Das Gespräch am romantischen Pärchenabend verläuft etwas zäh? Einfach ein altes Streitthema aufgreifen, und Unterhaltung ist garantiert. Ob man recht bekommt oder nicht – die Gegenargumente haben die eigenen geschärft. Auch wenn man in seinem Innersten natürlich weiß, dass man recht hatte. Das Einzige, was uns kahlrasierte Viecher vom Rest der Tierwelt unterscheidet, ist die eigene Meinung. Gedanken und Gefühle nicht aussprechen zu dürfen, ist unmenschlich.

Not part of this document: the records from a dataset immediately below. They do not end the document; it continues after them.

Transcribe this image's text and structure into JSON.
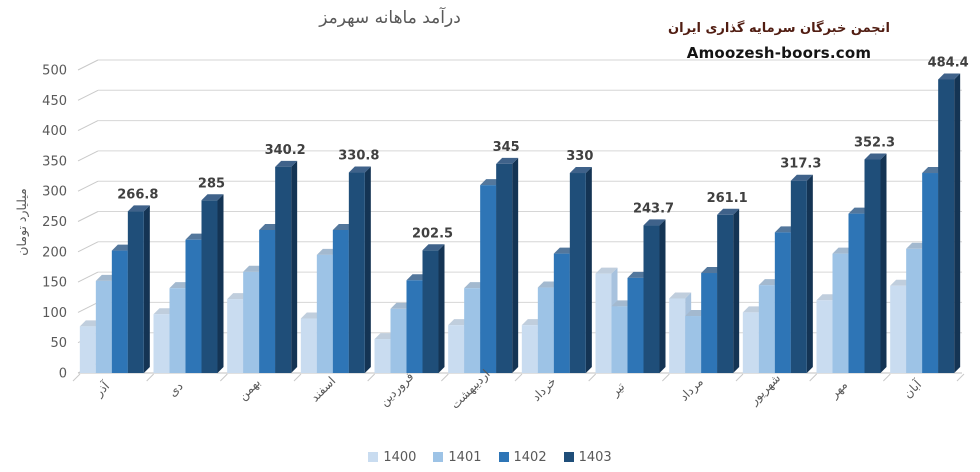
{
  "title": "درآمد ماهانه سهرمز",
  "watermark": {
    "line1": "انجمن خبرگان سرمایه گذاری ایران",
    "line2": "Amoozesh-boors.com"
  },
  "chart_data": {
    "type": "bar",
    "style": "3d-clustered-column",
    "title": "درآمد ماهانه سهرمز",
    "xlabel": "",
    "ylabel": "میلیارد تومان",
    "ylim": [
      0,
      500
    ],
    "ytick_step": 50,
    "yticks": [
      0,
      50,
      100,
      150,
      200,
      250,
      300,
      350,
      400,
      450,
      500
    ],
    "grid": true,
    "legend_position": "bottom",
    "categories": [
      "آذر",
      "دی",
      "بهمن",
      "اسفند",
      "فروردین",
      "اردیبهشت",
      "خرداد",
      "تیر",
      "مرداد",
      "شهریور",
      "مهر",
      "آبان"
    ],
    "series": [
      {
        "name": "1400",
        "color": "#c9dcf0",
        "side_color": "#a7c2de",
        "top_color": "#c0cedd",
        "values": [
          77,
          97,
          122,
          90,
          56,
          79,
          79,
          164,
          123,
          100,
          120,
          144
        ],
        "data_labels": false
      },
      {
        "name": "1401",
        "color": "#9dc3e6",
        "side_color": "#7da6cd",
        "top_color": "#a3b9cf",
        "values": [
          152,
          140,
          167,
          195,
          106,
          140,
          141,
          110,
          94,
          145,
          197,
          205
        ],
        "data_labels": false
      },
      {
        "name": "1402",
        "color": "#2e75b6",
        "side_color": "#1f578b",
        "top_color": "#53779c",
        "values": [
          202,
          220,
          236,
          236,
          153,
          310,
          197,
          157,
          165,
          232,
          263,
          330
        ],
        "data_labels": false
      },
      {
        "name": "1403",
        "color": "#1f4e79",
        "side_color": "#143454",
        "top_color": "#3f628a",
        "values": [
          266.8,
          285,
          340.2,
          330.8,
          202.5,
          345,
          330,
          243.7,
          261.1,
          317.3,
          352.3,
          484.4
        ],
        "data_labels": true
      }
    ],
    "colors": {
      "axis_text": "#595959",
      "data_label": "#404040",
      "gridline": "#d6d6d6",
      "axis_line": "#c2c2c2",
      "tick": "#c9c9c9"
    }
  }
}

Ohne Meinungsfreiheit kein Fortschritt: Der Mensch muss Standpunkte diskutieren und verwerfen dürfen, um voranzukommen. Das ist die Kraft der Wissenschaft. Wie schwierig muss die Erforschung des neuartigen Covid-19-Virus unter den Augen einer Öffentlichkeit sein, die immer zorniger endgültige Erkenntnisse einfordert. Eine neue Position ist kein Fehler. Eine zementierte schon. Aber was machen, wenn die andere Meinung so von der eigenen abweicht, dass es wehtut? Die Frontlinien der Hildmanns und Trumps dieser Welt laufen quer durch Familien. Hier kann man es mit Voltaires berühmtesten Zitat halten, dass nicht von ihm ist, aber immerhin von seiner Biografin Beatrice Evelyn Hall: „Ich hasse, was du sagst, aber ich würde mein Leben dafür geben, dass du es sagen kannst.“ Kontrovers-Kultur statt Cancel Culture! Allerdings nur so lange, bis der böse Ismus von Antisemitismus über Sexismus bis Rassismus ins Spiel kommt. Dann locker die Gelbe Karte überspringen, die Rote gezückt und Sperre. Oder sperren lassen durch ein offenes Wort mit der Personalabteilung. Hater können weg.